The next AoIR 2011 session starts with Alex Farivar, whose interest is in mobile phone diffusion; such diffusion has also been an important driver of economic development and democratisation in a number of countries, it has been claimed. Alex’s project examined some 122 countries for the years 1946 through to 2009, studying economic growth patterns and examining (in more recent years) the role of Internet and mobile diffusion. Similarities in economic positioning, geographic context, and other factors were also considered.
Does mobile and Internet diffusion predict economic growth; does socioeconomic instability or democratic instability hinder such growth? Variables here included world system positioning (core, semi-peripheral, peripheral), income, democratic development, mobile and Internet diffusion, sociopolitical instability, urbanisation, population, and time and region.
There has been substantial growth in income, mobile and Internet diffusion (mobile more so than Internet), and significant change in areas of polity and (economic?) stress (and these data do no include the effects of the current global financial crisis yet).

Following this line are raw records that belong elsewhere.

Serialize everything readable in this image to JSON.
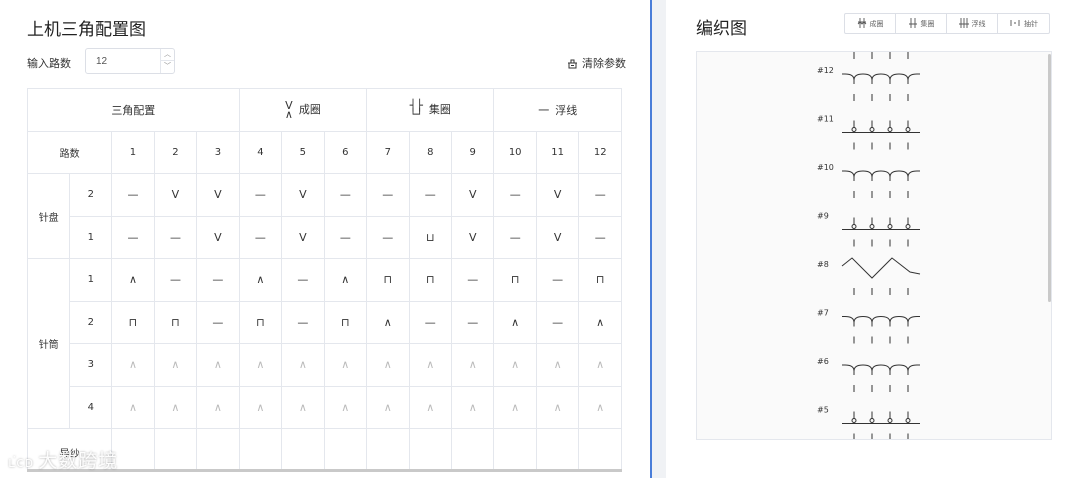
{
  "config": {
    "title": "上机三角配置图",
    "route_label": "输入路数",
    "route_value": "12",
    "clear_label": "清除参数",
    "header_group_config": "三角配置",
    "header_knit_symbol": "V\n∧",
    "header_knit": "成圈",
    "header_tuck_symbol": "∐",
    "header_tuck": "集圈",
    "header_float_symbol": "一",
    "header_float": "浮线",
    "header_route": "路数",
    "route_numbers": [
      "1",
      "2",
      "3",
      "4",
      "5",
      "6",
      "7",
      "8",
      "9",
      "10",
      "11",
      "12"
    ],
    "dial_label": "针盘",
    "cylinder_label": "针筒",
    "yarn_label": "导纱",
    "rows": [
      {
        "group": "dial",
        "idx": "2",
        "cells": [
          "—",
          "V",
          "V",
          "—",
          "V",
          "—",
          "—",
          "—",
          "V",
          "—",
          "V",
          "—"
        ],
        "faded": false
      },
      {
        "group": "dial",
        "idx": "1",
        "cells": [
          "—",
          "—",
          "V",
          "—",
          "V",
          "—",
          "—",
          "⊔",
          "V",
          "—",
          "V",
          "—"
        ],
        "faded": false
      },
      {
        "group": "cylinder",
        "idx": "1",
        "cells": [
          "∧",
          "—",
          "—",
          "∧",
          "—",
          "∧",
          "⊓",
          "⊓",
          "—",
          "⊓",
          "—",
          "⊓"
        ],
        "faded": false
      },
      {
        "group": "cylinder",
        "idx": "2",
        "cells": [
          "⊓",
          "⊓",
          "—",
          "⊓",
          "—",
          "⊓",
          "∧",
          "—",
          "—",
          "∧",
          "—",
          "∧"
        ],
        "faded": false
      },
      {
        "group": "cylinder",
        "idx": "3",
        "cells": [
          "∧",
          "∧",
          "∧",
          "∧",
          "∧",
          "∧",
          "∧",
          "∧",
          "∧",
          "∧",
          "∧",
          "∧"
        ],
        "faded": true
      },
      {
        "group": "cylinder",
        "idx": "4",
        "cells": [
          "∧",
          "∧",
          "∧",
          "∧",
          "∧",
          "∧",
          "∧",
          "∧",
          "∧",
          "∧",
          "∧",
          "∧"
        ],
        "faded": true
      }
    ]
  },
  "diagram": {
    "title": "编织图",
    "toolbar": [
      {
        "label": "成圈",
        "icon": "knit-icon"
      },
      {
        "label": "集圈",
        "icon": "tuck-icon"
      },
      {
        "label": "浮线",
        "icon": "float-icon"
      },
      {
        "label": "抽针",
        "icon": "remove-needle-icon"
      }
    ],
    "rows": [
      {
        "label": "#12",
        "type": "knit"
      },
      {
        "label": "#11",
        "type": "tuck"
      },
      {
        "label": "#10",
        "type": "knit"
      },
      {
        "label": "#9",
        "type": "tuck"
      },
      {
        "label": "#8",
        "type": "cross"
      },
      {
        "label": "#7",
        "type": "knit"
      },
      {
        "label": "#6",
        "type": "knit"
      },
      {
        "label": "#5",
        "type": "tuck"
      }
    ]
  },
  "watermark": "大数跨境",
  "colors": {
    "accent": "#4a7ed9",
    "border": "#e4e7ed",
    "text": "#333333"
  }
}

For all countries, mobile and Internet diffusion will predict economic growth; sociopolitical instability will affect economic growth negatively, but not very strongly; democratic development is not directly related to economic growth, but to sociopolitical instability (in peripheral countries, democracy was negatively related to economic growth, actually).

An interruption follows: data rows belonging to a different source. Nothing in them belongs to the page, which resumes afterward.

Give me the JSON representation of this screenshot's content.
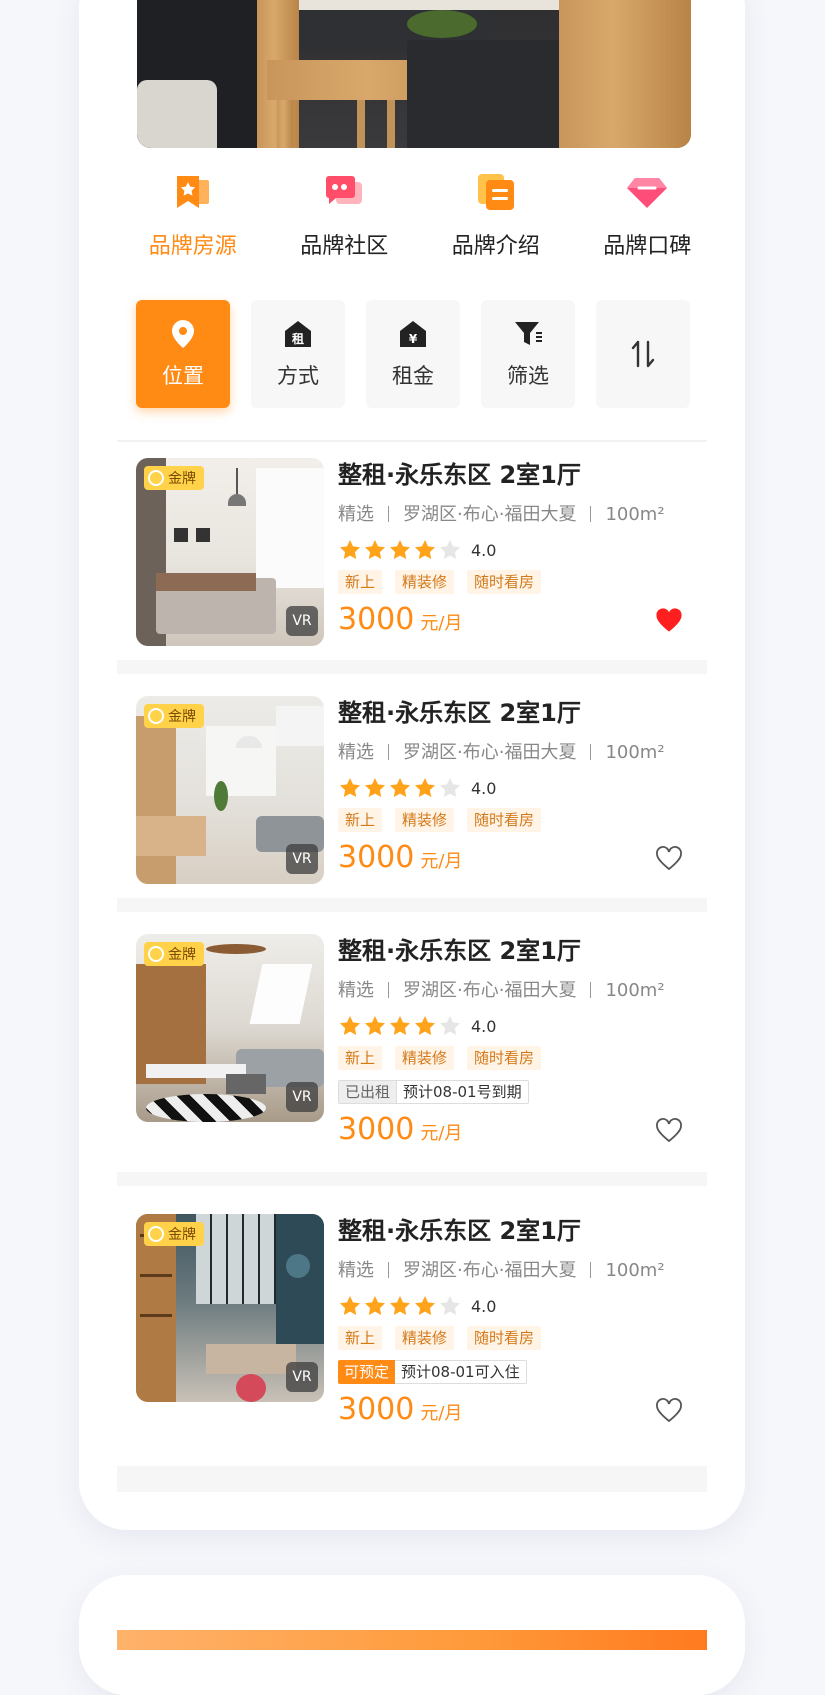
{
  "brand_nav": [
    {
      "label": "品牌房源",
      "icon": "bookmark-star-icon",
      "active": true
    },
    {
      "label": "品牌社区",
      "icon": "chat-bubble-icon",
      "active": false
    },
    {
      "label": "品牌介绍",
      "icon": "document-icon",
      "active": false
    },
    {
      "label": "品牌口碑",
      "icon": "gem-icon",
      "active": false
    }
  ],
  "filters": [
    {
      "label": "位置",
      "icon": "location-pin-icon",
      "active": true
    },
    {
      "label": "方式",
      "icon": "rent-house-icon",
      "glyph": "租",
      "active": false
    },
    {
      "label": "租金",
      "icon": "price-house-icon",
      "glyph": "¥",
      "active": false
    },
    {
      "label": "筛选",
      "icon": "filter-funnel-icon",
      "active": false
    },
    {
      "label": "⇅",
      "icon": "sort-icon",
      "active": false
    }
  ],
  "colors": {
    "accent": "#ff8a14",
    "heart_active": "#ff1f1f",
    "badge": "#ffd24a"
  },
  "listings": [
    {
      "badge": "金牌",
      "vr": "VR",
      "title": "整租·永乐东区 2室1厅",
      "type": "精选",
      "location": "罗湖区·布心·福田大夏",
      "area": "100m²",
      "rating": "4.0",
      "stars": 4,
      "tags": [
        "新上",
        "精装修",
        "随时看房"
      ],
      "price": "3000",
      "unit": "元/月",
      "favorited": true
    },
    {
      "badge": "金牌",
      "vr": "VR",
      "title": "整租·永乐东区 2室1厅",
      "type": "精选",
      "location": "罗湖区·布心·福田大夏",
      "area": "100m²",
      "rating": "4.0",
      "stars": 4,
      "tags": [
        "新上",
        "精装修",
        "随时看房"
      ],
      "price": "3000",
      "unit": "元/月",
      "favorited": false
    },
    {
      "badge": "金牌",
      "vr": "VR",
      "title": "整租·永乐东区 2室1厅",
      "type": "精选",
      "location": "罗湖区·布心·福田大夏",
      "area": "100m²",
      "rating": "4.0",
      "stars": 4,
      "tags": [
        "新上",
        "精装修",
        "随时看房"
      ],
      "status_label": "已出租",
      "status_text": "预计08-01号到期",
      "price": "3000",
      "unit": "元/月",
      "favorited": false
    },
    {
      "badge": "金牌",
      "vr": "VR",
      "title": "整租·永乐东区 2室1厅",
      "type": "精选",
      "location": "罗湖区·布心·福田大夏",
      "area": "100m²",
      "rating": "4.0",
      "stars": 4,
      "tags": [
        "新上",
        "精装修",
        "随时看房"
      ],
      "status_label": "可预定",
      "status_text": "预计08-01可入住",
      "price": "3000",
      "unit": "元/月",
      "favorited": false
    }
  ]
}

This means that some of the economic development thesis is not supported by these findings; more democracy does not necessarily lead to more wealth, but sometimes also to more instability. Economic development and democratic augmentation remain discrete processes; aspects of democratic governance that facilitate technology may also stifle economic growth processes. Much of this needs to be evaluated anew in the context of the current changes from the Arab Spring to the global financial crisis, of course.